Preferred qualifications:

  • 5 years of experience managing cross-functional or cross-team projects.
  • Understanding of data center terminology and operations.
  • Knowledge about software development processes and SCRUM.

About the job

Google's projects, like our users, span the globe and require managers to keep the big picture in focus while being able to dive into the unique engineering challenges we face daily. As a Technical Program Manager at Google, you lead complex, multi-disciplinary engineering projects using your engineering expertise. You plan requirements with internal customers and usher projects through the entire project lifecycle. This includes managing project schedules, identifying risks and clearly communicating them to project stakeholders. You're equally at home explaining your team's analyses and recommendations to executives as you are discussing the technical trade-offs in product development with engineers.

Using your extensive technical and leadership expertise, you manage projects of various size and scope, identifying future opportunities, improving processes and driving the technical directions of your programs.

We are looking for engineers with exposure to fully integrated AI infrastructure systems, including Graphics Processing Units (GPUs) or Tensor Processing Units (TPUs).

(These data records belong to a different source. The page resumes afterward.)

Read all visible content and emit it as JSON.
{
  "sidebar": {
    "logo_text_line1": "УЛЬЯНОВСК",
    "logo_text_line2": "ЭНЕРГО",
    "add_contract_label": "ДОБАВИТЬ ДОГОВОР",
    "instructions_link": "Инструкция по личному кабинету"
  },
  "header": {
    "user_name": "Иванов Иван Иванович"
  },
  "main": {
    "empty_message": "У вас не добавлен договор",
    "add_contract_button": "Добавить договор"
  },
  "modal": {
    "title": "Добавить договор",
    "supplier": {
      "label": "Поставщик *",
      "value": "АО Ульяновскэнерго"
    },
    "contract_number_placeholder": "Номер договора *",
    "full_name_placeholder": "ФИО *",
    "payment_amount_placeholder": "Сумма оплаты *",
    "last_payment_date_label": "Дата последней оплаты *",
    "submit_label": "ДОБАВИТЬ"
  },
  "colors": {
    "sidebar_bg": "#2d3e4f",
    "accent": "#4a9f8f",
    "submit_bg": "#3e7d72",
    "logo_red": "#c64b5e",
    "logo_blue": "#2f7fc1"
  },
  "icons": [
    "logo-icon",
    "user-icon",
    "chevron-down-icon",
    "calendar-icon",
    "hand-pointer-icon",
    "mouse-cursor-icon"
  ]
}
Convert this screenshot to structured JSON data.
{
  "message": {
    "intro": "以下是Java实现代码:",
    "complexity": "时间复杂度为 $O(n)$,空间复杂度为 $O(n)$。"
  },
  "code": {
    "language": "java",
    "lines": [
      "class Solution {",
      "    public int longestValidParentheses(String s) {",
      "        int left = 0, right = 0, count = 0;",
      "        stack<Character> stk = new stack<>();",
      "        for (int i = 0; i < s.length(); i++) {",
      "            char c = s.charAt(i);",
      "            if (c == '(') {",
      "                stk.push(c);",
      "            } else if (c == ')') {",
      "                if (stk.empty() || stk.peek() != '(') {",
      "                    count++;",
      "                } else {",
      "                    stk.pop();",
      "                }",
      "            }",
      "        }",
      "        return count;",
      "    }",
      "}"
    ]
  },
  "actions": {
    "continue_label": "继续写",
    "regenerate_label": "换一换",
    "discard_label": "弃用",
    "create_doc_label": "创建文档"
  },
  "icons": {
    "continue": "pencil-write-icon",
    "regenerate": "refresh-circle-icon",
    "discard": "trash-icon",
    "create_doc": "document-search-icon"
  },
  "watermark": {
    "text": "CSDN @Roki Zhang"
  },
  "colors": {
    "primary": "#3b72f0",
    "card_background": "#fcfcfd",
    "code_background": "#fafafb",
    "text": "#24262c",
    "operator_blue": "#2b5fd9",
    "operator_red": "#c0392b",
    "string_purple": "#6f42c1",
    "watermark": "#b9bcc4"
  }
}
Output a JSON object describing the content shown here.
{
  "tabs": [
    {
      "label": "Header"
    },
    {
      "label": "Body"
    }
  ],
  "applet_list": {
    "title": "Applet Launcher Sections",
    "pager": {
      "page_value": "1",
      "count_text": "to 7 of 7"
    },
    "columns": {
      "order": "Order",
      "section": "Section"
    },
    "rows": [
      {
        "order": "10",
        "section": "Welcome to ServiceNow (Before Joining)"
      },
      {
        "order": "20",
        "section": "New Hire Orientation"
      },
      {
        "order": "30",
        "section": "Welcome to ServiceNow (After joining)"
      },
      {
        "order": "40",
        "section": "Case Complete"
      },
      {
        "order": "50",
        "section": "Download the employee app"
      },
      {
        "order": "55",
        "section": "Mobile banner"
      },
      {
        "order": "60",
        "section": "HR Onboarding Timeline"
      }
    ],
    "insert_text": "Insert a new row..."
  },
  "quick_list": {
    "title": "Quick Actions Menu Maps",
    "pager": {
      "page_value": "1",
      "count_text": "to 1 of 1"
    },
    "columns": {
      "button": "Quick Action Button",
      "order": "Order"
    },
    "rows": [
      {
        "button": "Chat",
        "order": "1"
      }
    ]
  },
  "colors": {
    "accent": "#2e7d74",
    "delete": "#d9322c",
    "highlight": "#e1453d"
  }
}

This experience should span from Hardware (HW) to Software (SW) design, encompassing workload management, developing training and inference workloads, and optimizing performance. We are particularly interested in candidates with experience building AI clusters using the latest technologies for AI acceleration, cluster interconnects, and networking.The ML, Systems, and Cloud AI (MSCA) organization at Google designs, implements, and manages the hardware, software, machine learning, and systems infrastructure for all Google services (Search, YouTube, etc.) and Google Cloud. Our end users are Googlers, Cloud customers and the billions of people who use Google services around the world.

We prioritize security, efficiency, and reliability across everything we do - from developing our latest TPUs to running a global network, while driving towards shaping the future of hyperscale computing. Our global impact spans software and hardware, including Google Cloud’s Vertex AI, the leading AI platform for bringing Gemini models to enterprise customers.

The US base salary range for this full-time position is $156,000-$229,000 + bonus + equity + benefits. Our salary ranges are determined by role, level, and location. Within the range, individual pay is determined by work location and additional factors, including job-related skills, experience, and relevant education or training. Your recruiter can share more about the specific salary range for your preferred location during the hiring process.

Please note that the compensation details listed in US role postings reflect the base salary only, and do not include bonus, equity, or benefits. Learn more about benefits at Google.

Responsibilities

  • Lead the development and deployment of next-gen AI Infrastructure (Infra) products from concept to production, including: leading SW qualification and release strategy, managing test infrastructure, developing core management software, and building monitoring and diagnostics tooling.
  • Define and manage delivery orchestration workflows.
  • Collaborate with engineering, product, and stakeholders to ensure alignment on operational priorities and customer needs.
  • Manage escalations and critical incidents, ensuring timely resolution and effective communication.
  • Ensure that new feature requests and support actions are seamlessly integrated into the product/feature roadmaps, milestones, and engineering Objectives and Key Results (OKRs).